Fortunately, the reluctance of governments to end abuses is being met with an even stronger movement from girls themselves.

Their anger is now kicking off a global civil rights struggle to rescue children from exploitation and guarantee them their right to education.

Alongside the Iraqi women’s network, who declared last month's International Women's Day an Iraqi day of mourning, are Nepal’s Common Forum for Kamlari Freedom, the Ugandan Child Protection clubs, the Ghanaian Upper Manya Krobo Rights of the Child Club and Indonesia's Grobogan Child Empowerment Group.

These civil rights movements may not yet be household names but they are borrowing the tactics of the U.S. civil rights movement in defying parents and authorities who try to marry 8, 9 and 10-year-old children off against their will.

Child-marriage-free zones, where girls club together to refuse to be married off, often defying their families' wishes, are springing up in the Indian subcontinent. The first has been formed in Pakistan. In Bangladesh there are now several zones and they are soon to be started in countries like Malawi.
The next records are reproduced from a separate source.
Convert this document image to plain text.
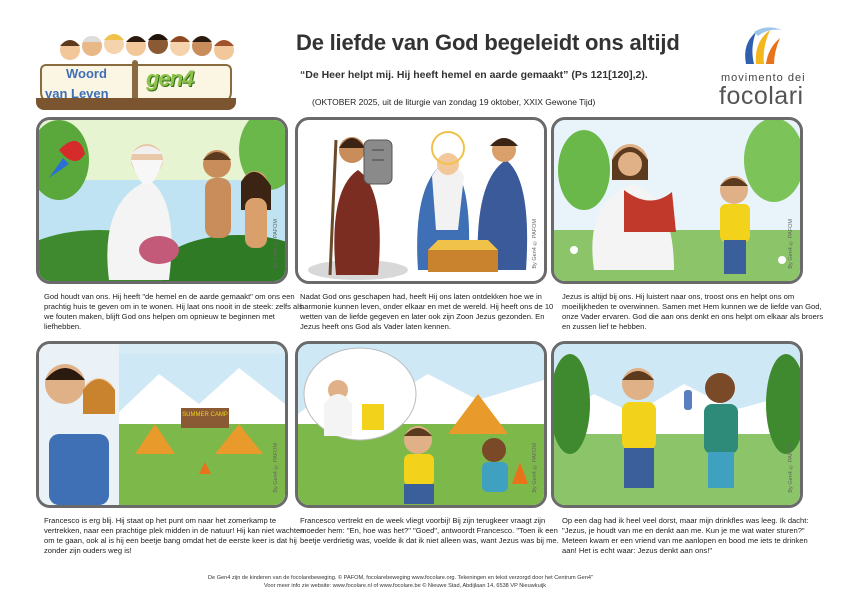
De liefde van God begeleidt ons altijd
“De Heer helpt mij. Hij heeft hemel en aarde gemaakt” (Ps 121[120],2).
(OKTOBER 2025, uit de liturgie van zondag 19 oktober, XXIX Gewone Tijd)
Woord
van Leven
gen4	movimento dei
focolari
By Gen4 © PAFOM
God houdt van ons. Hij heeft "de hemel en de aarde gemaakt" om ons een prachtig huis te geven om in te wonen. Hij laat ons nooit in de steek: zelfs als we fouten maken, blijft God ons helpen om opnieuw te beginnen met liefhebben.
By Gen4 © PAFOM
Nadat God ons geschapen had, heeft Hij ons laten ontdekken hoe we in harmonie kunnen leven, onder elkaar en met de wereld. Hij heeft ons de 10 wetten van de liefde gegeven en later ook zijn Zoon Jezus gezonden. En Jezus heeft ons God als Vader laten kennen.
By Gen4 © PAFOM
Jezus is altijd bij ons. Hij luistert naar ons, troost ons en helpt ons om moeilijkheden te overwinnen. Samen met Hem kunnen we de liefde van God, onze Vader ervaren. God die aan ons denkt en ons helpt om elkaar als broers en zussen lief te hebben.
SUMMER CAMP
By Gen4 © PAFOM
Francesco is erg blij. Hij staat op het punt om naar het zomerkamp te vertrekken, naar een prachtige plek midden in de natuur! Hij kan niet wachten om te gaan, ook al is hij een beetje bang omdat het de eerste keer is dat hij zonder zijn ouders weg is!
By Gen4 © PAFOM
Francesco vertrekt en de week vliegt voorbij! Bij zijn terugkeer vraagt zijn moeder hem: "En, hoe was het?" "Goed", antwoordt Francesco. "Toen ik een beetje verdrietig was, voelde ik dat ik niet alleen was, want Jezus was bij me.
By Gen4 © PAFOM
Op een dag had ik heel veel dorst, maar mijn drinkfles was leeg. Ik dacht: "Jezus, je houdt van me en denkt aan me. Kun je me wat water sturen?" Meteen kwam er een vriend van me aanlopen en bood me iets te drinken aan! Het is echt waar: Jezus denkt aan ons!"
De Gen4 zijn de kinderen van de focolarebeweging. © PAFOM, focolarebeweging www.focolare.org. Tekeningen en tekst verzorgd door het Centrum Gen4"
Voor meer info zie website: www.focolare.nl of www.focolare.be © Nieuwe Stad, Abdijlaan 14, 6538 VP Nieuwkuijk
Many of them are linked to the growing global movement, Girls not Brides.

One secure way to prevent child marriage, child labor, child trafficking and discrimination against girls is to ensure we deliver the right of every child to be at school.

On April 10 in Washington, a worldwide emergency coalition for education will be launched. It will show that the answer to ending child marriage is to uphold the right of all children to be free of exploitation and involved in education.

A girl with some education is not only unlikely to be married at 8, 9 or 10 but is also six times less likely to be married by 18.

The coalition will call for four zeroes:
1. zero child marriage
2. zero child labour
3. zero discrimination against girls
4. zero exclusion from education.

It represents the world’s last chance to meet the United Nations' Millennium Development Goal target which after huge initial progress –- getting 40 million children to school –- has stalled.

Now 57 million of the most marginalized children, the boy laborer, the trafficked youngster, the nine-year-old bride and the street kid, do not have anyone to make sure they get into a classroom and are learning.

But the violations of children’s rights can best be ended by ensuring universal education. It is education that unlocks not only the educational potential of a child but progress in health, employment, opportunity and higher standards of living.